1 pointby MelStan7 hours ago1 comment
  • MelStan7 hours ago
    OP here. I built this out of sheer frustration with how slow traditional financial wires are.

    If a refinery gets hit or a tanker gets targeted in the Middle East, Bloomberg and Reuters usually take 20 to 45 minutes to get a verified headline out. By the time it hits retail screens, the algorithms have already moved the Brent Crude (UKOIL) market.

    I wanted to get as close to the actual event as possible (T+0), so I built a pipeline that pulls raw OSINT chatter from Middle Eastern defense wires and intelligence nodes every 60 seconds, parses it, and spits it out as a machine-readable JSON.

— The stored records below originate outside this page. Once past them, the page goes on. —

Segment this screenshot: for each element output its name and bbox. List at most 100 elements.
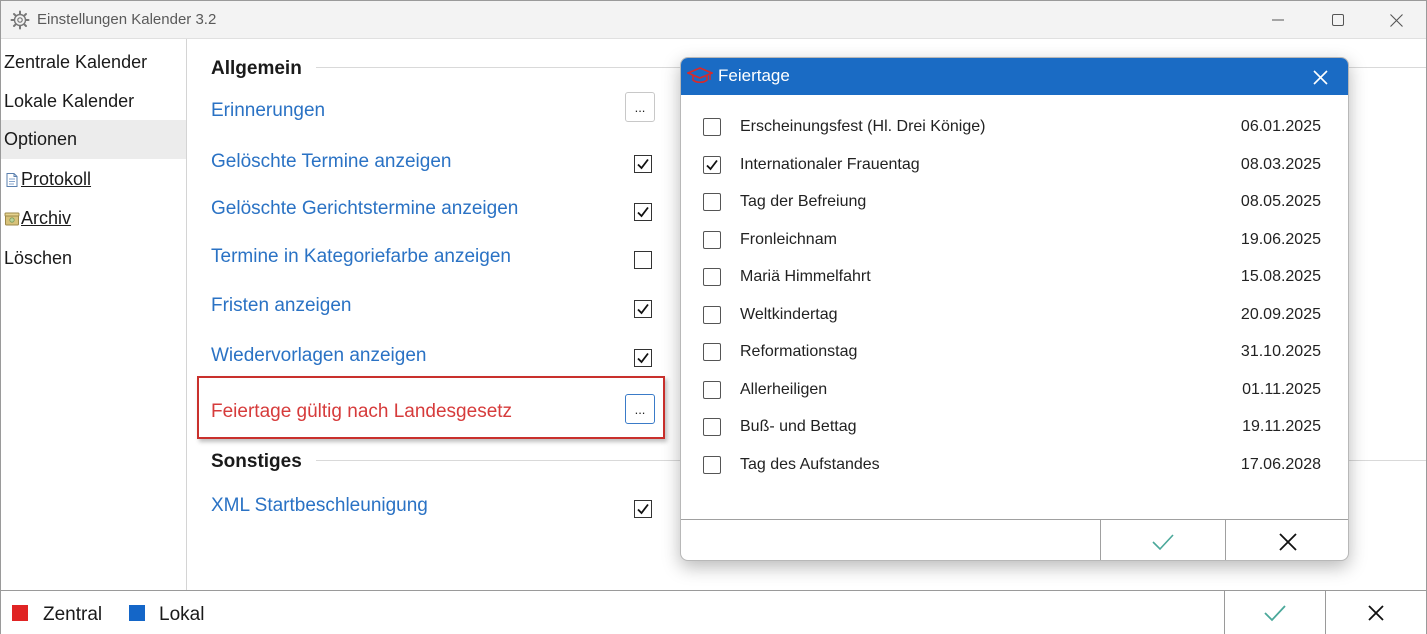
check-icon bbox=[637, 503, 649, 515]
option-label-geloeschte-termine: Gelöschte Termine anzeigen bbox=[211, 151, 452, 172]
holiday-date: 19.11.2025 bbox=[1242, 418, 1321, 435]
holiday-name: Tag des Aufstandes bbox=[740, 455, 880, 473]
dialog-title: Feiertage bbox=[718, 66, 790, 85]
holiday-name: Erscheinungsfest (Hl. Drei Könige) bbox=[740, 118, 986, 135]
dialog-ok-button[interactable] bbox=[1100, 520, 1225, 560]
check-icon bbox=[637, 303, 649, 315]
holiday-row[interactable]: Tag der Befreiung 08.05.2025 bbox=[681, 184, 1348, 221]
dialog-close-button[interactable] bbox=[1305, 63, 1335, 91]
feiertage-dialog: Feiertage Erscheinungsfest (Hl. Drei Kön… bbox=[680, 57, 1349, 561]
check-icon bbox=[1152, 533, 1174, 550]
xml-startbeschleunigung-checkbox[interactable] bbox=[634, 500, 652, 518]
holiday-date: 08.05.2025 bbox=[1240, 193, 1321, 210]
holiday-date: 31.10.2025 bbox=[1240, 343, 1321, 360]
wiedervorlagen-checkbox[interactable] bbox=[634, 349, 652, 367]
check-icon bbox=[637, 206, 649, 218]
legend-color-zentral bbox=[12, 605, 28, 621]
sidebar-item-label: Löschen bbox=[4, 248, 73, 268]
close-icon bbox=[1312, 69, 1328, 85]
holiday-date: 15.08.2025 bbox=[1240, 268, 1321, 285]
fristen-checkbox[interactable] bbox=[634, 300, 652, 318]
legend-color-lokal bbox=[129, 605, 145, 621]
holiday-date: 17.06.2028 bbox=[1240, 455, 1321, 473]
option-label-kategoriefarbe: Termine in Kategoriefarbe anzeigen bbox=[211, 246, 511, 267]
holiday-row[interactable]: Weltkindertag 20.09.2025 bbox=[681, 297, 1348, 334]
close-icon bbox=[1279, 532, 1297, 551]
sidebar-item-loeschen[interactable]: Löschen bbox=[1, 239, 186, 278]
maximize-button[interactable] bbox=[1312, 1, 1364, 39]
holiday-name: Reformationstag bbox=[740, 343, 858, 360]
holiday-checkbox[interactable] bbox=[703, 155, 721, 174]
option-label-xml-startbeschleunigung: XML Startbeschleunigung bbox=[211, 495, 428, 516]
holiday-row[interactable]: Tag des Aufstandes 17.06.2028 bbox=[681, 447, 1348, 484]
holiday-name: Mariä Himmelfahrt bbox=[740, 268, 871, 285]
sidebar-item-archiv[interactable]: Archiv bbox=[1, 199, 186, 238]
footer-bar: Zentral Lokal bbox=[1, 590, 1426, 634]
archive-icon bbox=[4, 211, 20, 227]
holiday-row[interactable]: Buß- und Bettag 19.11.2025 bbox=[681, 409, 1348, 446]
maximize-icon bbox=[1332, 14, 1344, 26]
sidebar-item-optionen[interactable]: Optionen bbox=[1, 120, 186, 159]
holiday-checkbox[interactable] bbox=[703, 230, 721, 249]
holiday-row[interactable]: Reformationstag 31.10.2025 bbox=[681, 334, 1348, 371]
holiday-row[interactable]: Erscheinungsfest (Hl. Drei Könige) 06.01.… bbox=[681, 109, 1348, 146]
option-label-erinnerungen: Erinnerungen bbox=[211, 100, 326, 121]
section-title-sonstiges: Sonstiges bbox=[211, 451, 302, 472]
holiday-checkbox[interactable] bbox=[703, 380, 721, 399]
sidebar-item-label: Lokale Kalender bbox=[4, 91, 135, 111]
check-icon bbox=[637, 352, 649, 364]
holiday-checkbox[interactable] bbox=[703, 455, 721, 474]
holiday-name: Tag der Befreiung bbox=[740, 193, 867, 210]
holiday-row[interactable]: Fronleichnam 19.06.2025 bbox=[681, 222, 1348, 259]
dialog-footer bbox=[681, 519, 1348, 560]
sidebar-item-lokale-kalender[interactable]: Lokale Kalender bbox=[1, 82, 186, 121]
holiday-name: Buß- und Bettag bbox=[740, 418, 857, 435]
holiday-checkbox[interactable] bbox=[703, 343, 721, 361]
holiday-checkbox[interactable] bbox=[703, 118, 721, 136]
holiday-checkbox[interactable] bbox=[703, 418, 721, 436]
option-label-feiertage: Feiertage gültig nach Landesgesetz bbox=[211, 401, 513, 422]
sidebar-item-label: Archiv bbox=[21, 208, 72, 228]
option-label-wiedervorlagen: Wiedervorlagen anzeigen bbox=[211, 345, 427, 366]
holiday-row[interactable]: Allerheiligen 01.11.2025 bbox=[681, 372, 1348, 409]
sidebar-item-protokoll[interactable]: Protokoll bbox=[1, 160, 186, 199]
holiday-checkbox[interactable] bbox=[703, 305, 721, 324]
settings-window: Einstellungen Kalender 3.2 Zentrale Kale… bbox=[0, 0, 1427, 634]
holiday-checkbox[interactable] bbox=[703, 193, 721, 211]
holiday-name: Weltkindertag bbox=[740, 305, 838, 323]
holiday-date: 19.06.2025 bbox=[1240, 230, 1321, 248]
holiday-row[interactable]: Mariä Himmelfahrt 15.08.2025 bbox=[681, 259, 1348, 296]
gear-icon bbox=[10, 10, 30, 30]
holiday-date: 20.09.2025 bbox=[1240, 305, 1321, 323]
title-bar[interactable]: Einstellungen Kalender 3.2 bbox=[1, 1, 1426, 39]
geloeschte-gerichtstermine-checkbox[interactable] bbox=[634, 203, 652, 221]
ok-button[interactable] bbox=[1224, 591, 1325, 634]
close-icon bbox=[1389, 13, 1403, 27]
holiday-name: Internationaler Frauentag bbox=[740, 155, 920, 173]
document-icon bbox=[4, 172, 20, 188]
sidebar-item-zentrale-kalender[interactable]: Zentrale Kalender bbox=[1, 43, 186, 82]
dialog-title-bar[interactable]: Feiertage bbox=[681, 58, 1348, 95]
option-label-fristen: Fristen anzeigen bbox=[211, 295, 352, 316]
section-title-allgemein: Allgemein bbox=[211, 58, 302, 79]
legend-label-zentral: Zentral bbox=[43, 604, 103, 625]
window-close-button[interactable] bbox=[1370, 1, 1422, 39]
feiertage-settings-button[interactable]: ... bbox=[625, 394, 655, 424]
sidebar-item-label: Optionen bbox=[4, 129, 78, 149]
close-icon bbox=[1368, 605, 1384, 621]
holiday-name: Fronleichnam bbox=[740, 230, 837, 248]
holiday-row[interactable]: Internationaler Frauentag 08.03.2025 bbox=[681, 147, 1348, 184]
dialog-cancel-button[interactable] bbox=[1225, 520, 1348, 560]
cancel-button[interactable] bbox=[1325, 591, 1426, 634]
holiday-date: 01.11.2025 bbox=[1242, 380, 1321, 398]
legend-label-lokal: Lokal bbox=[159, 604, 205, 625]
check-icon bbox=[706, 159, 718, 170]
erinnerungen-settings-button[interactable]: ... bbox=[625, 92, 655, 122]
geloeschte-termine-checkbox[interactable] bbox=[634, 155, 652, 173]
kategoriefarbe-checkbox[interactable] bbox=[634, 251, 652, 269]
option-label-geloeschte-gerichtstermine: Gelöschte Gerichtstermine anzeigen bbox=[211, 198, 519, 219]
holiday-checkbox[interactable] bbox=[703, 268, 721, 286]
holiday-date: 08.03.2025 bbox=[1240, 155, 1321, 173]
sidebar-item-label: Protokoll bbox=[21, 169, 92, 189]
minimize-button[interactable] bbox=[1252, 1, 1304, 39]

    The hardest part of this wasn't the scraping - it was the echo chamber. Middle East OSINT is insanely noisy. One missile gets fired, and 5 different channels report the exact same thing phrased slightly differently within a 2-minute window. If you plug a trading bot directly into that, it fires 5 times and you get liquidated.

    I initially tried throwing the feeds at an LLM to filter duplicates, but it added a 4-second delay and hallucinated correlations that weren't there. I ended up ripping that out and writing a strict Jaccard semantic overlap filter. It just strips noise words, compares core nouns against a rolling memory of the last 100 events, and quietly burns duplicates in about 40ms.

    To actually prove the data is useful, I added a background sweeper. When a major energy strike is flagged, it logs the live UKOIL price. Exactly two hours later, it wakes up, fetches the T+2h price, and maps the impact so you can backtest the geopolitical risk premium.

    I put a heavy edge-cache on the API so the backend doesn't melt. If you want to bypass the UI and just look at the raw payload in your terminal, you can hit the demo key here:

    curl -X GET "https://kineticalpha.io/api/v1/stream?key=HN-DEMO" | jq

    Happy to talk about the filtering math, the latency challenges, or how messy raw war-zone data actually is.